Bay Area refineries Phillips 66 and Marathon, and the oil industry as a whole, have come up with a new strategy for refining biofuel as a way to spike COVID-weakened profits and assure their longevity. But promoting biofuel as an enlightened, low-carbon climate “solution” could lock us in to a disastrous strategy. Like natural gas, it’s being touted as a “bridge fuel”—and like natural gas, it’s a bridge we don’t want to get stuck on. We’ve put together a list of resources to help you understand the coming battles over biofuel, and specifically the “renewable” or “green” diesel that Phillips 66 and Marathon are both planning to refine.
First, a brief overview:
Biofuel claims to be green and “climate friendly” because it’s derived from living plants, which absorb carbon as they grow, balancing the carbon emissions when they burn. But producing enough soy and other agricultural products to substitute for petroleum in our current machines would require so much land that it would mean destroying massive amounts of forest in the Amazon and elsewhere, as well as using land needed for agriculture. Proposed Bay Area biorefining—Philips 66 in Rodeo wants to become the world’s largest renewable diesel facility—would eat up a huge chunk of the current U.S. soy crop. (See “Biofuels: Burning Food?” below.) The resulting loss of the planet’s ability to absorb carbon dioxide and feed the world’s people would be devastating.
While burning biofuel produces less toxic pollution than combusting petroleum, it still fills the air with deadly particulate matter and other toxins. The most harmful effects of this fall on people who live near fuel-processing facilities and highways—disproportionately low-income people and people of color.

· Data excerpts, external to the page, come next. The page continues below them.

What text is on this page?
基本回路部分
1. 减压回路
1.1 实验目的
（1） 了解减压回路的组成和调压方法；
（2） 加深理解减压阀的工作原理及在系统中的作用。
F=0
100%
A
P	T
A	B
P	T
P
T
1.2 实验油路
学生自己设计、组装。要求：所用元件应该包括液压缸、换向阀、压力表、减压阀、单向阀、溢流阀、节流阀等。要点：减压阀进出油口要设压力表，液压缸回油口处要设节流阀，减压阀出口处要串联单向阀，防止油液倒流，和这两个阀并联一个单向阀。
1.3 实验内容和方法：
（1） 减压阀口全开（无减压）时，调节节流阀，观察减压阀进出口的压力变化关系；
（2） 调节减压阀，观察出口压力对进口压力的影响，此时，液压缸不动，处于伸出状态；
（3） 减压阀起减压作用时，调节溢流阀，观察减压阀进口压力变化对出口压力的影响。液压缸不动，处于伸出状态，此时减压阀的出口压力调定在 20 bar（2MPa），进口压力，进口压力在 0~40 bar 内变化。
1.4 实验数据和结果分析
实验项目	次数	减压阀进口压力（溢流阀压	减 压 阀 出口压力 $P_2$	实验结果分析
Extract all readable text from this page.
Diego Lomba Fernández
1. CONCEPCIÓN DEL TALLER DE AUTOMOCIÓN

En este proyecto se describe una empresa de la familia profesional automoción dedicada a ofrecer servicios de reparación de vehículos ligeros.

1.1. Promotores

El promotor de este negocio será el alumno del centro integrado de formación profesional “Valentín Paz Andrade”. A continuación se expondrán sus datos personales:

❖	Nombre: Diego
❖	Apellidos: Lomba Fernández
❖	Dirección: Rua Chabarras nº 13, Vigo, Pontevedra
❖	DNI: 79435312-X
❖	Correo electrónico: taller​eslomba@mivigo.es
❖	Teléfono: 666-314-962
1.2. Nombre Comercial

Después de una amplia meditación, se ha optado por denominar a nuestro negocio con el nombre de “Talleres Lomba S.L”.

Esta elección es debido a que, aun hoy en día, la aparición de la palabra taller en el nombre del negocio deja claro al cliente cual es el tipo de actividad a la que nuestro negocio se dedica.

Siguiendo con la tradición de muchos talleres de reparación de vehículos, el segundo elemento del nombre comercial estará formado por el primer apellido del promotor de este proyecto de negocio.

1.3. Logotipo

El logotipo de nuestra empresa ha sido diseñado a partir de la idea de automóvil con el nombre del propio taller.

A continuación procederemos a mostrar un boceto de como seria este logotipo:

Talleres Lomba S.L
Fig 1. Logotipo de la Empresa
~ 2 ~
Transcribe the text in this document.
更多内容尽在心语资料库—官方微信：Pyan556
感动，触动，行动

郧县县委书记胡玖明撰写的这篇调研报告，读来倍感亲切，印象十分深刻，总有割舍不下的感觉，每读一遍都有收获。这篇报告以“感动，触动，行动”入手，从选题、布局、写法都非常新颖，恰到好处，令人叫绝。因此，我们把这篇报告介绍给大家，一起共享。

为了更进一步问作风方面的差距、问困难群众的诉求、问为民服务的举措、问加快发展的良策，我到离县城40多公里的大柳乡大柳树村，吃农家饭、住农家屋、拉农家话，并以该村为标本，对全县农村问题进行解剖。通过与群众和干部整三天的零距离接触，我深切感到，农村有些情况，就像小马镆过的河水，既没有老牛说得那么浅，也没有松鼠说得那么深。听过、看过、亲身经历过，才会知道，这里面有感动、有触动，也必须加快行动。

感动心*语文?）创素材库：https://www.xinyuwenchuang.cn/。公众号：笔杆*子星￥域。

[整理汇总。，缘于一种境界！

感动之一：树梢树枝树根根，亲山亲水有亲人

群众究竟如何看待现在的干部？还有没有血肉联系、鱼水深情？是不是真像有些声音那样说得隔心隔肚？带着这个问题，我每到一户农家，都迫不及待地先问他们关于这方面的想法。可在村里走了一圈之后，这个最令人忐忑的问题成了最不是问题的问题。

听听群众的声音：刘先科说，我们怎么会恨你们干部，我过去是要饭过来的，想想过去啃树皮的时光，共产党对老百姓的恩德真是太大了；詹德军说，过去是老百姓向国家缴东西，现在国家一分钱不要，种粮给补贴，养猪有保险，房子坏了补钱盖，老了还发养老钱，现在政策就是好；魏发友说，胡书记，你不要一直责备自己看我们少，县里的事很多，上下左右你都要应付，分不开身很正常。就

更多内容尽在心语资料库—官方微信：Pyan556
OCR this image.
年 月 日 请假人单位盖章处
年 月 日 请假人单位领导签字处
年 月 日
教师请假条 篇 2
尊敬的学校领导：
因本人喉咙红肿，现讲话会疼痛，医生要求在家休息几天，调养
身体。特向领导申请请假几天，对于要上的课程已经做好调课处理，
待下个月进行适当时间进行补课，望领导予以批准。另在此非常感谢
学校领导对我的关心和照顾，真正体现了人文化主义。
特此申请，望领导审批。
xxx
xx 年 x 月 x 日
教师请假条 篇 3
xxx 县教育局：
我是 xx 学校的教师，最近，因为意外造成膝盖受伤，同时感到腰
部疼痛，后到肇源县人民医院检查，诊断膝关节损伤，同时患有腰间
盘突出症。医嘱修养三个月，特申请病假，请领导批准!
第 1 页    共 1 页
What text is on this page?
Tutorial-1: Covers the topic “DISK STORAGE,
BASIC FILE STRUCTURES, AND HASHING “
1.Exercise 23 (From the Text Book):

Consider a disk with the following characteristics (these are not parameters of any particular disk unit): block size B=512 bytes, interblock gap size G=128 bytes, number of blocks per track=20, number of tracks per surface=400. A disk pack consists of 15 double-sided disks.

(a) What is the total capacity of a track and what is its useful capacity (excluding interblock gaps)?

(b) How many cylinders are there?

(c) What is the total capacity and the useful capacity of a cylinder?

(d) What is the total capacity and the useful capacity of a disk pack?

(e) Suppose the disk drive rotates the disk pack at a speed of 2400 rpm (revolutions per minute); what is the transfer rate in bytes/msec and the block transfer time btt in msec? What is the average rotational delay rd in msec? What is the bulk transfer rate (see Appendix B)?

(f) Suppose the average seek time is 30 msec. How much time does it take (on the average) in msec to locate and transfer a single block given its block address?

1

Petroleum companies, in addition to being able to continue profiting from their investments in facilities and distribution systems, get so much money in public subsidies and credits for producing biofuels that it’s basically free, so the money they get when they sell it is pure profit, at a sweet $3.32 per gallon. Meanwhile we are diverting all those resources from what we really need to be doing: creating a truly green and sustainable transportation and energy infrastructure.
Check out these invaluable resources:
Your headquarters for information about biofuel is Biofuelwatch, which has tons of articles on every aspect of this issue.
A blog post by Gary Hughes of Biofuelwatch about the recent Bay Area refinery proposals offers serious food for thought.
Bay Protectors Skeptical about Biofuel Refinery Ploy: A radio interview with Ben Eichenberg of Baykeeper focuses on threats to California marine environments from the oil industry and the risks of the proposed conversions of refineries to biofuels.
Shoshana Wechsler and Steve Nadel of Sunflower Alliance talk about Phillip 66’s Rodeo Renewed “renewable” diesel project on KPFA’s Terra Verde, 1/24/21.
This article explains the difference between biofuels and “renewable” diesel.
A summary of biofuel issues relating to local Bay Area plans for biorefining by Phillips 66 and Marathon was published in the East Bay Express.
Here’s the LA Times coverage of the Phillips 66 announcement of its pivot to biofuels.
Refiners are competing for ever-dwindling sources of used cooking oils because of restaurant shutdowns.
March 2021 economic analysis describes continuing supply chain challenges and feedstock scarcity.
This Stand.earth blog raises questions about a comparable P66 proposal for renewable diesel refining in Whatcom County, Washington.
A recent Reuters article provides a perspective from Europe.
A U.S. Energy Information Agency report shows how oil companies use California’s Low Carbon Fuel Standard for profit.
“Overcapacity Looms as More and More US Refiners Enter Renewable Diesel Market” documents the renewable fuel credits received by refiners (three in total)—amounting to $3.32 per gallon. This amount covers all “renewable” diesel production costs! Still think refiners are turning to alternative fuels out of sheer altruism?